Near disaster last Friday night at Zurich HB. I was on my way from Luzern to Zurich airport to spend the night at an airport hotel for a Saturday flight home. I decided on the 9:09 pm IR train to Zurich HB changing to a train to the airport. After dinner of a pizza and a couple beers at a watering hole outside Luzern station, I retrieved my luggage out of the station lockers, a big heavy one and a backpack and computer bag. I made my way to the platform and boarded the train to Zurich. 40 minutes later, I arrived at one of the upper platforms and my airport connection was below me at the underground platform.
I grabbed my heavy suitcase and computer bag and hustled down two escalators and boarded the waiting train. You guessed it. As soon as I began stowing my suitcase, where is my backpack? Its still in the train upstairs!
I grabbed my suitcase and bag and hustled up 2 escalators. The train I arrived on was still on the platform, but all the lights were off. I tried opening one of the doors, the circuits were dead. Then, it slowly began pulling out. In a mad panic, I ran toward the platform head looking for an SBB employee. I spotted a conductor leaning against a column doing some paper work. I summoned up my best pidgin Deutsch. "Koennen sie hilfe mir! Ich habe vergessen meine Gepaeck an diesen Zug!" as I pointed to the departing train.

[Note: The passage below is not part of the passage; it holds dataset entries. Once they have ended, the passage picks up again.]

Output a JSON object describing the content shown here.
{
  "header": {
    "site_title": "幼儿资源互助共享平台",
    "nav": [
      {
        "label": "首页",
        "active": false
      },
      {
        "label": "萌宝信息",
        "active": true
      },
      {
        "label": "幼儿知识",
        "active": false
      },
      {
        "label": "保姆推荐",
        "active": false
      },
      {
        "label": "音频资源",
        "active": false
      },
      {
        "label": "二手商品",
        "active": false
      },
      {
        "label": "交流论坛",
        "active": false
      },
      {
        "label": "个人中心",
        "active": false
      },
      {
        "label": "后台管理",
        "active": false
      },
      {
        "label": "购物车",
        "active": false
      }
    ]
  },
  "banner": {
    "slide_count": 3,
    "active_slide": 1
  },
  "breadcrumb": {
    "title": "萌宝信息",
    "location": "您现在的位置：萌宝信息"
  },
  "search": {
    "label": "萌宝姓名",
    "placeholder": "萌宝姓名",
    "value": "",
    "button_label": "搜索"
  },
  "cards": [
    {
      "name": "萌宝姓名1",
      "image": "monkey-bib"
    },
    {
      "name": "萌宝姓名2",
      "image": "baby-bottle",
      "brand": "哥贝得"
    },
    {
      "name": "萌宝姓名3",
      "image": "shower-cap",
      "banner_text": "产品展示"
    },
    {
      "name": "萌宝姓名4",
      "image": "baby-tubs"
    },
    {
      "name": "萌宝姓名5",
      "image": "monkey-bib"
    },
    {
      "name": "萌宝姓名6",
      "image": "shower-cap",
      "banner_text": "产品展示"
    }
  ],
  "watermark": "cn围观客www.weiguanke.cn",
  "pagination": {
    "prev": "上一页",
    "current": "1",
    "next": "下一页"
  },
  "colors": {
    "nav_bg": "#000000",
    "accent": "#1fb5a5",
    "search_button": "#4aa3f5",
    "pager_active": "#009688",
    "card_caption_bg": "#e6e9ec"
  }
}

Now it is one thing to speak the language, but you have to understand the responses. The conductor asked me a question that I did not understand. "Backpack, backpack!" as I gestured to my back. At this point, he switched to English. "What color was it?" "Black, black with blue trim!" "Might it be this one" as he pointed to his feet. And there was my backpack! He was filling out the paperwork to log it into the lost items database.
I grabbed his hand and began pumping it vigorously. "Danke, Danke sehr, vielen Dank, Thank you thank you.." until i ran out of words. It was then that he said something that seemed strange at first. "The flowers of your voice warm me." I honestly thought he was commenting on my breath at first, but then I realized it must be a direct translation from a Swiss German saying that he appreciated my thanks.
I reflected that a conductor's lot is not a happy one. Most of his day is kicking indignant people with 2nd class tickets out of 1st class carriages, busting fare dodgers, people who bought half priced tickets who don't have half fare cards, etc. So it is nice to occasionally receive a little appreciation.
So now with my backpack in place, I made my way back downstairs in time to watch my original train depart for the airport, No worries. Across the platform sat another train and the sign board said was leaving for the airport in 5 minutes. This is Switzerland after all. In retrospect, I was lucky that I picked a train that terminated at Zurich HB and it was the end of the day and being taken out of service. If it was a through train, I would have been out of luck.